Only we must not confine the professions to the four usually reckoned: teaching, preaching, medicine, and the law. The professional spirit may vitalize work of every sort. Here is a poor man to whom few enjoyments are open, who goes out morning after morning to shovel gravel or to engage in some other labor equally uninteresting. He earns his two or three dollars a day, takes it home, and hands it to his slatternly wife. Once he was drawn to her by romantic love. With her he figured a real union, each continually happy in the sight of the other and each day bringing to both an inward joy. He did not know her. He had neither the opportunity nor the ability to study her temperament and learn whether it was adjustable to his. It proved not to be so. Children came, cares increased, she neglected herself, her home, her husband. There was no longer any warmth of affection between them. But still he goes on working for her unmurmuringly. She is a wife and mother, he a husband and father. To these relationships he will be faithful. Is not his a larger love than that of the courtship? I do not see that we can say so. But it is love of a different sort and a very noble sort. We called love the joint service of a common life. Though she no longer joins him, he joins the community in maintaining the family tie. What keeps him going is his professional responsibility. Being a good husband is the task assigned him in the general division of labor. He recognizes its justice, controls his temper, and patiently meets the hardship involved. I cannot see how there is less professional responsibility here than in the case of the shoemaker or physician. Indeed, wherever any one is true to his specific task, puts his heart into it, works not for money alone nor through interest in a single individual, but, without calculating any equivalence between what he gives and receives, studies how he may most fully perform the work to which he has been called, that man is exhibiting professional responsibility, honoring love, and exalting justice in a way to deserve profound reverence.
CHAPTER VIII
CONCLUSION
Love is so often proclaimed as a social panacea that I have thought it well to subject it to a careful criticism and indicate its defects when regarded as a complete embodiment of altruism.

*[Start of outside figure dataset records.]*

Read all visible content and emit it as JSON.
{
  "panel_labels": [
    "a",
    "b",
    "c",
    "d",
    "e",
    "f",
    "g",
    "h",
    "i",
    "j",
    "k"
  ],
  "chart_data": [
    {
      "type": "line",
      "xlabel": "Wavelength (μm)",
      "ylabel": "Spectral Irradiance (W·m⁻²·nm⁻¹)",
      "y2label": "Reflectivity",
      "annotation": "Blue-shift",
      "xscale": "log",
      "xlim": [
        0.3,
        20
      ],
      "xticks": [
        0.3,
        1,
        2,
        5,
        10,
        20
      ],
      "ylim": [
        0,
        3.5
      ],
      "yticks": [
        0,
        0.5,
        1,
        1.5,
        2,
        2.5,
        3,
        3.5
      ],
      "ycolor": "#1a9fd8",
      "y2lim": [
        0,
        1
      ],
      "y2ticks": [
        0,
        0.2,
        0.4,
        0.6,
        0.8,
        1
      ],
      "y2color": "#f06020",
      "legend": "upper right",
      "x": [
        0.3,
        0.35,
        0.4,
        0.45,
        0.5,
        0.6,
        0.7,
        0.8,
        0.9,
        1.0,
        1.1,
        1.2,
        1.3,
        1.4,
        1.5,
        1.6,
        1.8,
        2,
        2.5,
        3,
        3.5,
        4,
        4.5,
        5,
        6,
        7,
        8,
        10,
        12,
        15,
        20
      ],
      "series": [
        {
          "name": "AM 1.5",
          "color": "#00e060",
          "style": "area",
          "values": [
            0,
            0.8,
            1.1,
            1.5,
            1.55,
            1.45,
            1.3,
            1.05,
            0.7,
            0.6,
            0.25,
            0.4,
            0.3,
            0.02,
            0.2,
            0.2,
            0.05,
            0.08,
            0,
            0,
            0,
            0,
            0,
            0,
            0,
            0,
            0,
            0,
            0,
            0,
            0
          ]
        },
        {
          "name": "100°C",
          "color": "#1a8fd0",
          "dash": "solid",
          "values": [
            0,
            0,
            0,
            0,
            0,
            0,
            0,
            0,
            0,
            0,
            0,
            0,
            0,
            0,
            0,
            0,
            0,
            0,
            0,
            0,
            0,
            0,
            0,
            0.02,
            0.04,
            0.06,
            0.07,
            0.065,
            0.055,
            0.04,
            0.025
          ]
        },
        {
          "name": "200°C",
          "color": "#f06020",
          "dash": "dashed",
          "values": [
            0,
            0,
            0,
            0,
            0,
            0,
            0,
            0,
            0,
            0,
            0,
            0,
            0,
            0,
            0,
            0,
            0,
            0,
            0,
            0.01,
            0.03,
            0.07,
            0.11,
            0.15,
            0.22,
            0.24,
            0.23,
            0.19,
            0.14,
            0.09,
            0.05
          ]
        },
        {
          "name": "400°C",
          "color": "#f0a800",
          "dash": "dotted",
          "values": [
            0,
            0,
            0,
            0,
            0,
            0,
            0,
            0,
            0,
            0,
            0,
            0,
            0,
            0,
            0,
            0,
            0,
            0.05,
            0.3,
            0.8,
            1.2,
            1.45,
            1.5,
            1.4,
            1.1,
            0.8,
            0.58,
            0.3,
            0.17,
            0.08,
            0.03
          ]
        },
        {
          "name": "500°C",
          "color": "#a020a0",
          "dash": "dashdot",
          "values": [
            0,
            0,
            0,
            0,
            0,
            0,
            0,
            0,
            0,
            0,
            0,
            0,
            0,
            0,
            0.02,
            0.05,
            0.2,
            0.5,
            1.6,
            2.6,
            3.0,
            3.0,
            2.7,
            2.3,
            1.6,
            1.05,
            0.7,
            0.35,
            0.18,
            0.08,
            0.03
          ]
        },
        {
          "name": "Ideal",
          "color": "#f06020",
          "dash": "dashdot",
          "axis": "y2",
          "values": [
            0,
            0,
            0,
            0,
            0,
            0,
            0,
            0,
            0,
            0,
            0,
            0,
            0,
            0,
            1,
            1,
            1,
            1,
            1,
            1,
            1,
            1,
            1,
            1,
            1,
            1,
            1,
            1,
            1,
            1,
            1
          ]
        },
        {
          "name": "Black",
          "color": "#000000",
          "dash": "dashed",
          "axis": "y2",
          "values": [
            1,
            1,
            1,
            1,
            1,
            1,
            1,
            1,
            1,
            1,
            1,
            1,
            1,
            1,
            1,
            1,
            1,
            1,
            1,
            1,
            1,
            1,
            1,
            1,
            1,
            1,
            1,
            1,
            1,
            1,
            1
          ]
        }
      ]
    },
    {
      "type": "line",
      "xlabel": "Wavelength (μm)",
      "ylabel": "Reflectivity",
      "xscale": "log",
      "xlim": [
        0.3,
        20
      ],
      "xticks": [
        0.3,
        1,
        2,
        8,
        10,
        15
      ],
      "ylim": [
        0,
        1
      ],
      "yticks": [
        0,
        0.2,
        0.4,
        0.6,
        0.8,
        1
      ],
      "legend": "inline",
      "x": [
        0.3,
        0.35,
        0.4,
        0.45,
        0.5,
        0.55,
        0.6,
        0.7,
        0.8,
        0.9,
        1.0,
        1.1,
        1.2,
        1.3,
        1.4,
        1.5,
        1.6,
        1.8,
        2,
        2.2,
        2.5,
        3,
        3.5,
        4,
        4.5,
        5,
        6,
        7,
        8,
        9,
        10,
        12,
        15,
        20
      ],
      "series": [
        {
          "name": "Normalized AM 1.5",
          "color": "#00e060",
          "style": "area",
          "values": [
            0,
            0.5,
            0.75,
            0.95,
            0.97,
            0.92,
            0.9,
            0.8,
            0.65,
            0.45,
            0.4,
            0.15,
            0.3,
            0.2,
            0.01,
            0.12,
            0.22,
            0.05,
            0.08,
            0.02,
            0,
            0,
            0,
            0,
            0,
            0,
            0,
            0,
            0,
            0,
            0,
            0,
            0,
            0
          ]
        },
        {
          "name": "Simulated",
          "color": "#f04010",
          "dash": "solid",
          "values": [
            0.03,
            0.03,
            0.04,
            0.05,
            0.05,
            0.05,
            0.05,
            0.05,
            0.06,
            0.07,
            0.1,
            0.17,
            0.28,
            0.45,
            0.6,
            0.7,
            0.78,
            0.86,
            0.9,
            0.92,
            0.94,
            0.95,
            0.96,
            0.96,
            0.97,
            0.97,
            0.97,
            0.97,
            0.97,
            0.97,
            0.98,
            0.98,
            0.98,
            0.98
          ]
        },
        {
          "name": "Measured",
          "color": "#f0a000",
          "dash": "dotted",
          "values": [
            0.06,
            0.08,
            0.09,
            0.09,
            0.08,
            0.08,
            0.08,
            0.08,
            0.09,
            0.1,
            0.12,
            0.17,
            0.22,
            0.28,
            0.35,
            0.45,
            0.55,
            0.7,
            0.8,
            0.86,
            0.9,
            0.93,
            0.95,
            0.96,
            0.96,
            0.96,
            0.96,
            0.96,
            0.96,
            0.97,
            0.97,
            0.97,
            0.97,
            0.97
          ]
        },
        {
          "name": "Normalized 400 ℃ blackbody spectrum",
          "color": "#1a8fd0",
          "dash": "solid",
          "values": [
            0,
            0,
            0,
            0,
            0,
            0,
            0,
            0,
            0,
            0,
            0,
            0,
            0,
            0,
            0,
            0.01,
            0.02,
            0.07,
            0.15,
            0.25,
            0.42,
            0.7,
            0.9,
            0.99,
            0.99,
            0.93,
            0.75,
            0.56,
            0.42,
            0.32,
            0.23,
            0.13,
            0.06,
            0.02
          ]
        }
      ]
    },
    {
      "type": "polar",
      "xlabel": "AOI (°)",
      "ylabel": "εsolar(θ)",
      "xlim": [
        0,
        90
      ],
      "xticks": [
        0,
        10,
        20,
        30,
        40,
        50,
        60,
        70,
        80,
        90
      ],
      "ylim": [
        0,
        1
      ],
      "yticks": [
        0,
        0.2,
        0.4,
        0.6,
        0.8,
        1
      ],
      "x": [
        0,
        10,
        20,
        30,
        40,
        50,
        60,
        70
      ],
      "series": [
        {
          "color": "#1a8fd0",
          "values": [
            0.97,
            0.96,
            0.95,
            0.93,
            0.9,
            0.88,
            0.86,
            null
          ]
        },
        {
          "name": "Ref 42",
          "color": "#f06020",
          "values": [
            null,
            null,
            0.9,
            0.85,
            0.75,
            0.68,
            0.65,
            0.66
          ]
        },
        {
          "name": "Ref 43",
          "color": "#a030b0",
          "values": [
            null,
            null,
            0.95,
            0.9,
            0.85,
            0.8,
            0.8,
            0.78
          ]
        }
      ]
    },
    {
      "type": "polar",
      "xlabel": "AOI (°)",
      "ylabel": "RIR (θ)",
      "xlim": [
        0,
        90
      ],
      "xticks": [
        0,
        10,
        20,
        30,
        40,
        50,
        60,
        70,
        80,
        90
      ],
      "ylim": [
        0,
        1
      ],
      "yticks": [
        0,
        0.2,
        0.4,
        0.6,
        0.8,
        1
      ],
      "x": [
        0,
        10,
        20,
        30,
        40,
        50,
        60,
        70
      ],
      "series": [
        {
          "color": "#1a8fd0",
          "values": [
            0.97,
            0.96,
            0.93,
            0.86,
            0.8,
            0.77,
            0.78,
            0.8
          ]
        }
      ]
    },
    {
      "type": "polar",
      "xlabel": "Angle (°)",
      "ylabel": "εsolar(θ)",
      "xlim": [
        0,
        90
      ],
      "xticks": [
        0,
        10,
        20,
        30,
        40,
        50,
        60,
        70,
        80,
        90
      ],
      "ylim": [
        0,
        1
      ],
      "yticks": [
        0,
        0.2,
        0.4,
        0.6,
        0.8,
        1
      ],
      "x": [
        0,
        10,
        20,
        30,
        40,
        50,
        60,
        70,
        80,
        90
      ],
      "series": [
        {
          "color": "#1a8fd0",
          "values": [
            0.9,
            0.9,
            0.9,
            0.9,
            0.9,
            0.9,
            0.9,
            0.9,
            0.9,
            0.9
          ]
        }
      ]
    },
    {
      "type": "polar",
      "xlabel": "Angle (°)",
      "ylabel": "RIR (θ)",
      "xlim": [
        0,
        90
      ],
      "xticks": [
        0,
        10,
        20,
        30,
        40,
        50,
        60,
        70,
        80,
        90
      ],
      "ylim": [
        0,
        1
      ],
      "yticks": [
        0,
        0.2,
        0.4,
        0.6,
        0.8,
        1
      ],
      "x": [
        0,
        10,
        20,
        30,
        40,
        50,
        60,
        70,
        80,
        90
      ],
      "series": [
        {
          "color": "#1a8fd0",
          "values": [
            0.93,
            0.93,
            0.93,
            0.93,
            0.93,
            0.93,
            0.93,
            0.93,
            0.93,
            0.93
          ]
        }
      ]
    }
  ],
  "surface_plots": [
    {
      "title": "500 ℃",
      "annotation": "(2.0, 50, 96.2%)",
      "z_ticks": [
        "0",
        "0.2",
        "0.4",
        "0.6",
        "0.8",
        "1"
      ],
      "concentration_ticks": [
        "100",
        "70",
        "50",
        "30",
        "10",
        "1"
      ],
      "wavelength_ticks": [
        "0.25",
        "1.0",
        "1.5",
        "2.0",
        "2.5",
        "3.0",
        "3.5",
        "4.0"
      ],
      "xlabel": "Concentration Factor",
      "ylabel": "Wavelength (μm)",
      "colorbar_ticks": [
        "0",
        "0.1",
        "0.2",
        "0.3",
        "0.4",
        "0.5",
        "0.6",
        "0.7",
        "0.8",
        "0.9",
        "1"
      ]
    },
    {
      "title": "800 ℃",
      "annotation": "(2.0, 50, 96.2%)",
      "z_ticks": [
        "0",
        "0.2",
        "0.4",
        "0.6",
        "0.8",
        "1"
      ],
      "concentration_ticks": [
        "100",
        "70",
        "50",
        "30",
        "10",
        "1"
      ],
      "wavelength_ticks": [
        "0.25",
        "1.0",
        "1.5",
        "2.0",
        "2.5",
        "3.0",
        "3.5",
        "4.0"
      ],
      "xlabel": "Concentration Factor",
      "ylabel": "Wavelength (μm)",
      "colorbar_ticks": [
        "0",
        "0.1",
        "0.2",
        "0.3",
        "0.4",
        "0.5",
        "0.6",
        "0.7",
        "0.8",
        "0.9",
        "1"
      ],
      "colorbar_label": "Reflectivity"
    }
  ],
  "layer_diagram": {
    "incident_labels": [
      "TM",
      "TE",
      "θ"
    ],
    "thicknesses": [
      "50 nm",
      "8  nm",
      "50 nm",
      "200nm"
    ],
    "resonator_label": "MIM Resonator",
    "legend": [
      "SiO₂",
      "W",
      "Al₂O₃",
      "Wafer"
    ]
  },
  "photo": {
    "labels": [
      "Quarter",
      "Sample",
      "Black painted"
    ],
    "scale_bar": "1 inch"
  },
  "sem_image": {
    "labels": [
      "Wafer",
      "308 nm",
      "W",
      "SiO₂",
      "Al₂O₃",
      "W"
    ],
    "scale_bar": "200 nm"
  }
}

Some of those defects are incidental. Since it is an affair of human beings it cannot fail to show the imperfections characteristic of such wayward creatures. Seldom does even marriage, love’s best opportunity, attain that full mutuality which I have eulogized. Self-assertion intrudes early. The interests of one or the other party become predominant, and mutuality gradually declines. When the simple-minded man was told that in marriage two persons become one, he naturally enough asked: “Which one?” Yet if the completely conjunct life is rare, it is precious as an ideal for directing conduct. We often speak of love as something we fall into. Rather it is something to be made, developed, steadily approximated. The best marriages are accomplished works of art, yielding large rewards through all their progressive stages. But love is ever unstable. Unwatched, it slips down among the lower forms of altruism.